Après l’obtention laborieuse de mon visa pour le Congo, je peux me remettre en route. C’est même une obligation si je veux tenir les délais que je me suis fixés. Je laisse alors Entebbe et l’Ouganda derrière moi. Je remercie les personnes qui se sont occupées de moi cette dernière semaine, après que le reste de la famille soit partie pour Kigali. Shafiq et Jacques ont été une très bonne compagnie, et rester en petit comité m’a permis d’apprendre beaucoup de choses. En effet j’ai pris un peu de temps pour sortir de la maison, visiter les rives du lac Victoria et l’endroit magnifique qu’est Entebbe. J’ai aussi appris à me débrouiller plus par moi-même, durant mes multiples voyages à Kampala, la capitale du pays. Les bus entre ces deux villes n’ont plus de secrets pour moi.
Les cars de jour pour le Rwanda étant complets en ces jours de fêtes, je réserve une place dans un bus de nuit. Je partirai donc le 23 décembre à vingt heure, sur le siège numéro 52. Lorsque j’arrive accompagné de mon ami Jean-Claude, je monte dans le bus à la recherche de ma place. Le seul problème est que le bus n’en comporte que 50… Je m’approche donc d’un employé de la compagnie de bus pour lui exposer mon problème ; par chance, il reste un siège sur lequel je pourrai voyager. Je suis prêt à passer cette longue nuit de somnolence. Le passage de la frontière se fait à quatre heure du matin, dans la brume glaciale des montagnes du Rwanda. Le poste frontière de Katuna est situé à près de deux-milles mètres d’altitude, tout près de fameux volcans et des derniers gorilles. Par chance, j’ai pris une chemise et un coupe-vent, qui m’éviteront l’hypothermie. Pour la première fois depuis longtemps, j’ai l’impression d’être en hiver.

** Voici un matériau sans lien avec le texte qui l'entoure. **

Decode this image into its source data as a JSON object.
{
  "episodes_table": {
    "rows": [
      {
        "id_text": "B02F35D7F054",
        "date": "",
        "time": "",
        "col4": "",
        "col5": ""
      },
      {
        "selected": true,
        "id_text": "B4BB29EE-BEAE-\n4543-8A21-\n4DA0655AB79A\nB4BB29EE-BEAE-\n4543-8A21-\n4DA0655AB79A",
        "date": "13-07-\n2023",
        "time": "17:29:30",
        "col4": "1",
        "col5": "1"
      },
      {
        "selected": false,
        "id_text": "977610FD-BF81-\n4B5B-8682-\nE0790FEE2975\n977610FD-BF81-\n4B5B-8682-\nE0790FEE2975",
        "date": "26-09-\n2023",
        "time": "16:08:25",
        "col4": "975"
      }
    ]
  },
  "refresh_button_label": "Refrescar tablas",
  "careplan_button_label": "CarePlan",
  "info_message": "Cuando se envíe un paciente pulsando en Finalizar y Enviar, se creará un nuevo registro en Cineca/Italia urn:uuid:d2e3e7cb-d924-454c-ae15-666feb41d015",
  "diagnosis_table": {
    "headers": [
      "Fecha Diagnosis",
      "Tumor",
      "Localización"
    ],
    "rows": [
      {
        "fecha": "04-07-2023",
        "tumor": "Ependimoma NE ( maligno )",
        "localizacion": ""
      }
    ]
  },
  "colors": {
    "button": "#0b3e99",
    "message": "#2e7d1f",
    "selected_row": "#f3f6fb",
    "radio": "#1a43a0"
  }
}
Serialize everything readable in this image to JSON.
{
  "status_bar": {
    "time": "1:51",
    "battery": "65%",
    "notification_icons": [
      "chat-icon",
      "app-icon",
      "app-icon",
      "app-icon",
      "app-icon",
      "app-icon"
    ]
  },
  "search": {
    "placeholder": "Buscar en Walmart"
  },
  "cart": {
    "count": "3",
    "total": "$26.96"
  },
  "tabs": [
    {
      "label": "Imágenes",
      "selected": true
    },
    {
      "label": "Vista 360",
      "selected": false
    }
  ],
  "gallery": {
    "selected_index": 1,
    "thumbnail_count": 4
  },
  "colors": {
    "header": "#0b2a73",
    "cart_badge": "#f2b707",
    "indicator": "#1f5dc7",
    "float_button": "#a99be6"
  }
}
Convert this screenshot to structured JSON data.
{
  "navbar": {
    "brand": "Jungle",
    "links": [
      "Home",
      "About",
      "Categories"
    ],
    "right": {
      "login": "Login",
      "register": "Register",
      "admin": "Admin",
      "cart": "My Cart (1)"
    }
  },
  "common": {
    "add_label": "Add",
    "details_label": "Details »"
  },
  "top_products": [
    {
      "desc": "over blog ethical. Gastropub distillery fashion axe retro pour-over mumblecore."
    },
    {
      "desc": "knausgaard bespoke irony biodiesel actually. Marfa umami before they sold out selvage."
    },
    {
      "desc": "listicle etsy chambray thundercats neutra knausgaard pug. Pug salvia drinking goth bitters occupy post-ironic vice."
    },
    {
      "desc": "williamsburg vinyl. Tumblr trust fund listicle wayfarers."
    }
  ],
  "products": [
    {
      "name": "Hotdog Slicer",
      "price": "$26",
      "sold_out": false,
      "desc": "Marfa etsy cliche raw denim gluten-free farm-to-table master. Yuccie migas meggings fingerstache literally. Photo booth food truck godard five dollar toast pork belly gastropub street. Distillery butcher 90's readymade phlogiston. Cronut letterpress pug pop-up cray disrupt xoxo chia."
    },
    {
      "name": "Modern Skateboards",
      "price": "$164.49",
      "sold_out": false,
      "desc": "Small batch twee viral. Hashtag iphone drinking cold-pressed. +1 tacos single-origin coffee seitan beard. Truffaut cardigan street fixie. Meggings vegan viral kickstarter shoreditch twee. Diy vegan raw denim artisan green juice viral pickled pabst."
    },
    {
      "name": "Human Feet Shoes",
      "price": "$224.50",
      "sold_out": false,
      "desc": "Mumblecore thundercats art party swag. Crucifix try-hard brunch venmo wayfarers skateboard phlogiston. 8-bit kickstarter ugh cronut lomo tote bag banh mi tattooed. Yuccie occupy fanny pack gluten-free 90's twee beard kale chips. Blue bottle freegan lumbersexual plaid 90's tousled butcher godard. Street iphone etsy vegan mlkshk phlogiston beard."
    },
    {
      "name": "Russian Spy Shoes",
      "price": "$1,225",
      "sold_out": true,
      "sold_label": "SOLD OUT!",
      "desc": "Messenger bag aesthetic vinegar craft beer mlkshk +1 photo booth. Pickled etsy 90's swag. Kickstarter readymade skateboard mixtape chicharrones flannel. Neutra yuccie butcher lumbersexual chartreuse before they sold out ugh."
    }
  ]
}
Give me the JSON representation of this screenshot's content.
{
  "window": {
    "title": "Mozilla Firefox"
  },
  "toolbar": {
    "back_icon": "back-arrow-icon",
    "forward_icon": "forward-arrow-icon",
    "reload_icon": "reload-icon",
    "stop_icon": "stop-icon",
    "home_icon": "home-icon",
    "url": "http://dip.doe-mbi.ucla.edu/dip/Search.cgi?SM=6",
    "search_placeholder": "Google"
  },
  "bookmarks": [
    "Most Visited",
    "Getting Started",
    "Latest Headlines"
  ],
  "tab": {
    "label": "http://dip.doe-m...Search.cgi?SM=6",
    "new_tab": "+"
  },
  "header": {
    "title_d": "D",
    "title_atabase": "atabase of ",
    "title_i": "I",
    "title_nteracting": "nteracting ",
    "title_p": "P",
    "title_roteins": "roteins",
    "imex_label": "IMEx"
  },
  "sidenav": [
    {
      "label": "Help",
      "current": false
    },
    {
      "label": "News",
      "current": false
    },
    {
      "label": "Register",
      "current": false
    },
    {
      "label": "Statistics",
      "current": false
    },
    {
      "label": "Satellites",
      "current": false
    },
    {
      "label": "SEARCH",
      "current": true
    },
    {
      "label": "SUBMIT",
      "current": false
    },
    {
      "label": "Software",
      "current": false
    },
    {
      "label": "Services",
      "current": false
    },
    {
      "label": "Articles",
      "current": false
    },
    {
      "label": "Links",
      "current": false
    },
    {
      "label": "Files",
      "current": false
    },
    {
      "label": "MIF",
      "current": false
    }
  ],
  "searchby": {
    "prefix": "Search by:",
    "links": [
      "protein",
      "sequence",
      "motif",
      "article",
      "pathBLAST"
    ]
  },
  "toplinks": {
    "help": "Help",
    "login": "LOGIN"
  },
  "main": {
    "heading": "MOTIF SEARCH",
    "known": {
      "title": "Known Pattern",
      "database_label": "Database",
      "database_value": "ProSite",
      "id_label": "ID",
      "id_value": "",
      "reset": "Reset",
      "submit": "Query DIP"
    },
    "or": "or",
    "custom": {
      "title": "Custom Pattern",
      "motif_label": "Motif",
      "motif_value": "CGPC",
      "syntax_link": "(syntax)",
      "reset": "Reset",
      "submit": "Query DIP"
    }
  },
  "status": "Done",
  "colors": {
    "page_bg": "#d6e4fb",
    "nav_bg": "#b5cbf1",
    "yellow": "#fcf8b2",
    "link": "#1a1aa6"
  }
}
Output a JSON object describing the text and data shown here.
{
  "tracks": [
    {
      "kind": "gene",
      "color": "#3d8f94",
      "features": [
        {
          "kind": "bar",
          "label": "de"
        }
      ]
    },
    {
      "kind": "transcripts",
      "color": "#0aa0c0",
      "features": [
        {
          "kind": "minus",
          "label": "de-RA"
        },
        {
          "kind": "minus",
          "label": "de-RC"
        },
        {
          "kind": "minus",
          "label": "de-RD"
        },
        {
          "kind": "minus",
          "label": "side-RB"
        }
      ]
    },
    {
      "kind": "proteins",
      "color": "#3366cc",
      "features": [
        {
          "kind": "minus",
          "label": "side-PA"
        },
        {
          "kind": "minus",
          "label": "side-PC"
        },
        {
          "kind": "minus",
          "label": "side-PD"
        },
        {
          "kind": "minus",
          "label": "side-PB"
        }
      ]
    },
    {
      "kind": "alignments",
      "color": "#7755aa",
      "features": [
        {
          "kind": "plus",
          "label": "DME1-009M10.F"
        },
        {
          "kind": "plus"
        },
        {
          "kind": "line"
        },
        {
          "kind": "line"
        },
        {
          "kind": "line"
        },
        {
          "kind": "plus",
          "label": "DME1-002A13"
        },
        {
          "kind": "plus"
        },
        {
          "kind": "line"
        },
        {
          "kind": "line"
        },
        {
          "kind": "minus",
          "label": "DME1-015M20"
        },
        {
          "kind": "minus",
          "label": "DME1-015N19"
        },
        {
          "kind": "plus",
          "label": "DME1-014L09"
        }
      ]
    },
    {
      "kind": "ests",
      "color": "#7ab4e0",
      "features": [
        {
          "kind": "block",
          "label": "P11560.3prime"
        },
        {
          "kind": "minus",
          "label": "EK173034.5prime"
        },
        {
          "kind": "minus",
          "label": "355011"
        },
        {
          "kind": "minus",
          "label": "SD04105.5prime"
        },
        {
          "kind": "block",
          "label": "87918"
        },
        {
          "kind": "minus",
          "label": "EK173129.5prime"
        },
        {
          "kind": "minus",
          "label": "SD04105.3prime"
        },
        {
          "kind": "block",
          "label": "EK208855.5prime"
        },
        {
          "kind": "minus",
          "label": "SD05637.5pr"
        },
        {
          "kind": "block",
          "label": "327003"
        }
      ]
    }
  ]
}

Je fais aussi connaissance avec le strict Rwanda. Tous les bus sont vidés, les sacs ouverts afin de vérifier ce que les passagers transportent. A six heure trente, nous reprenons la route. Le soleil se lève au moment où nous commençons à nous faufiler entre les collines. Lorsque le soleil commence à poindre et éclaire les collines rwandaises, la nostalgie m’envahie peu à peu. J’ai l’impression d’être envoyé sept ans en arrière, lors de ma seconde visite au Burundi. Les paysages sont si proches, les maisons, les rizières et les plantations de thés sont presque semblables. Je suis dans le pays frère de celui qui m’a fait aimer l’Afrique, pour la première fois. Alors que je somnole après cette longue nuit, je me perds entre mes souvenirs et mes attentes pour cette nouvelle étape.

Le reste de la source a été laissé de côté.